Bu sırada 350 bin Alman da ölmüştür. Stalin’in 1937/1938 yılında uyguladığı terör politikası sırasında ise binlerce Alman, diğer Sovyet halklarında olduğu gibi “halk düşmanı”, “ajan” ilan edilmiş ve Troyka’da hızla yargılanarak kurşuna dizilmiştir.

Almanlar üzerindeki bu baskı 1939 yılında Hitler-Stalin anlaşmasına kadar devam etmiştir. Almanları bu dönemde diğer halklardan ayıran durum daha zengin olmaları nedeniyle sınıf temelli bir baskıya daha fazla maruz kalmaları olmuştur. 30’lu yıllardaki bu sınıf temelli baskı, 40’lı yıllarda etnik temelli bir yapıya bürünmüştür.

Bolşeviklerin Rusya Almanlarına yaklaşımı; bir taraftan önce sınıfsal sonra etnik baskı uygulanması, diğer taraftan da Volga Almanlarına bir ulus inşa ettirilmesi şeklinde bir paradoks teşkil etmiştir.
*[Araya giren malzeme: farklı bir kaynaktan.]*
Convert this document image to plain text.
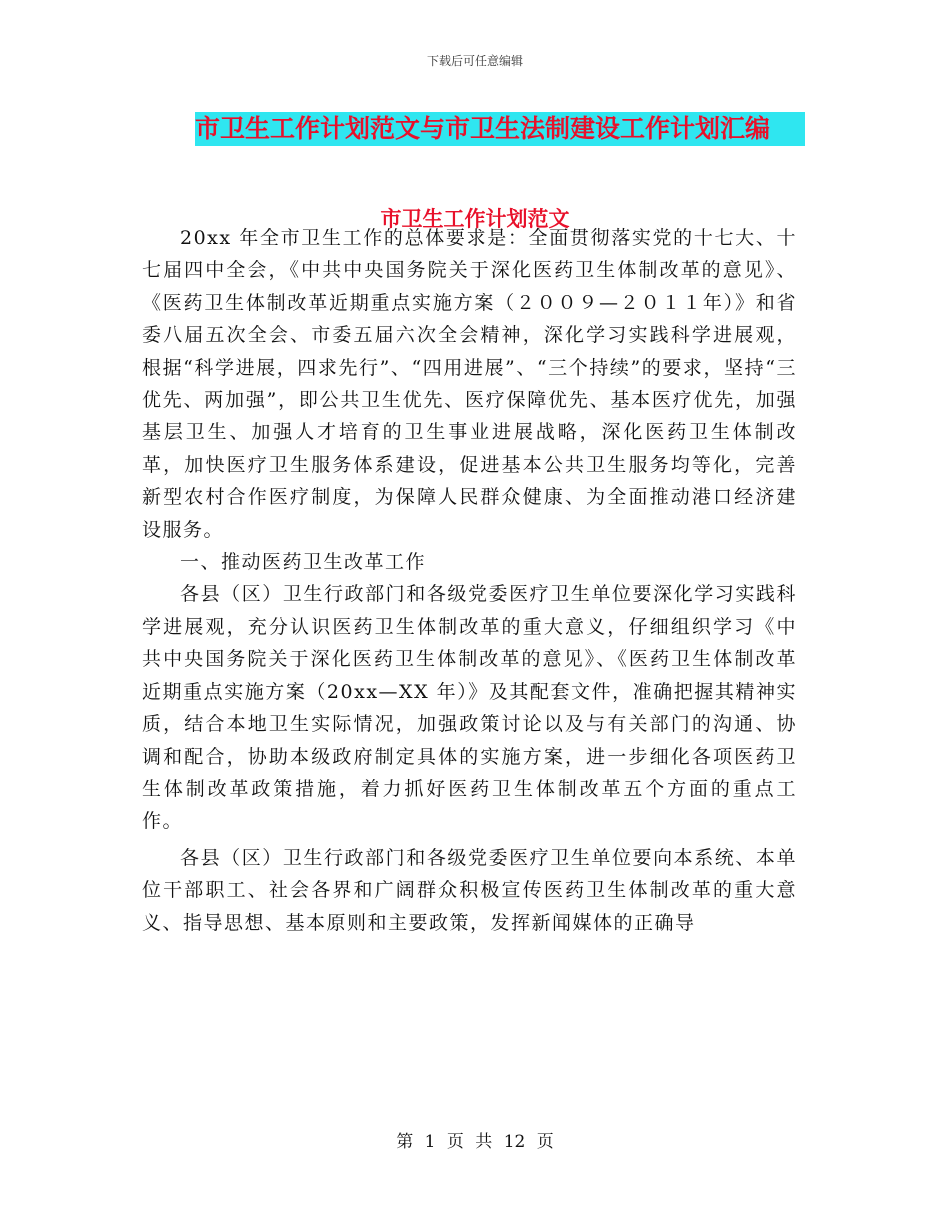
下载后可任意编辑
市卫生工作计划范文与市卫生法制建设工作计划汇编
市卫生工作计划范文

20xx 年全市卫生工作的总体要求是：全面贯彻落实党的十七大、十七届四中全会，《中共中央国务院关于深化医药卫生体制改革的意见》、《医药卫生体制改革近期重点实施方案（２００９—２０１１年）》和省委八届五次全会、市委五届六次全会精神，深化学习实践科学进展观，根据“科学进展，四求先行”、“四用进展”、“三个持续”的要求，坚持“三优先、两加强”，即公共卫生优先、医疗保障优先、基本医疗优先，加强基层卫生、加强人才培育的卫生事业进展战略，深化医药卫生体制改革，加快医疗卫生服务体系建设，促进基本公共卫生服务均等化，完善新型农村合作医疗制度，为保障人民群众健康、为全面推动港口经济建设服务。

一、推动医药卫生改革工作

各县（区）卫生行政部门和各级党委医疗卫生单位要深化学习实践科学进展观，充分认识医药卫生体制改革的重大意义，仔细组织学习《中共中央国务院关于深化医药卫生体制改革的意见》、《医药卫生体制改革近期重点实施方案（20xx—XX 年）》及其配套文件，准确把握其精神实质，结合本地卫生实际情况，加强政策讨论以及与有关部门的沟通、协调和配合，协助本级政府制定具体的实施方案，进一步细化各项医药卫生体制改革政策措施，着力抓好医药卫生体制改革五个方面的重点工作。

各县（区）卫生行政部门和各级党委医疗卫生单位要向本系统、本单位干部职工、社会各界和广阔群众积极宣传医药卫生体制改革的重大意义、指导思想、基本原则和主要政策，发挥新闻媒体的正确导

第 1 页 共 12 页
Martin bunu; çok uluslu yapıdaki SSCB’nin modern ulus devletlerin kurulmasını önlemek ve uzun vadede komünist anlayışa ulaşmak gayesiyle yerel motiflerin kullanılmasına önem verdiğini belirtmektedir.

Bu politika gereği, Volga Almanlarının dil birliğini sağlamak maksadıyla onların Yüksek Almancayı resmi dil kabul etmeleri sağlanmıştır. Hızlı bir eğitim süreci başlatılmış, 1930’larda Volga Özerk Cumhuriyeti’nde 21 adet gazete yayınlanacak kültür seviyesine ulaşılmıştır.

Özerk Cumhuriyet’te kütüphane, sinema, tiyatro, radyo istasyonu ve bir de Alman Kültür Müzesi kurulmuştur. Burada amaç, sekülerleşmeyi sağlamak ve komünist ideolojiyi yaygınlaştırmaktır.

Haftaya Sovyetler Birliği’nin Çökmesi ve Anavatana Göç eden Almanları anlatmaya devam edeceğiz.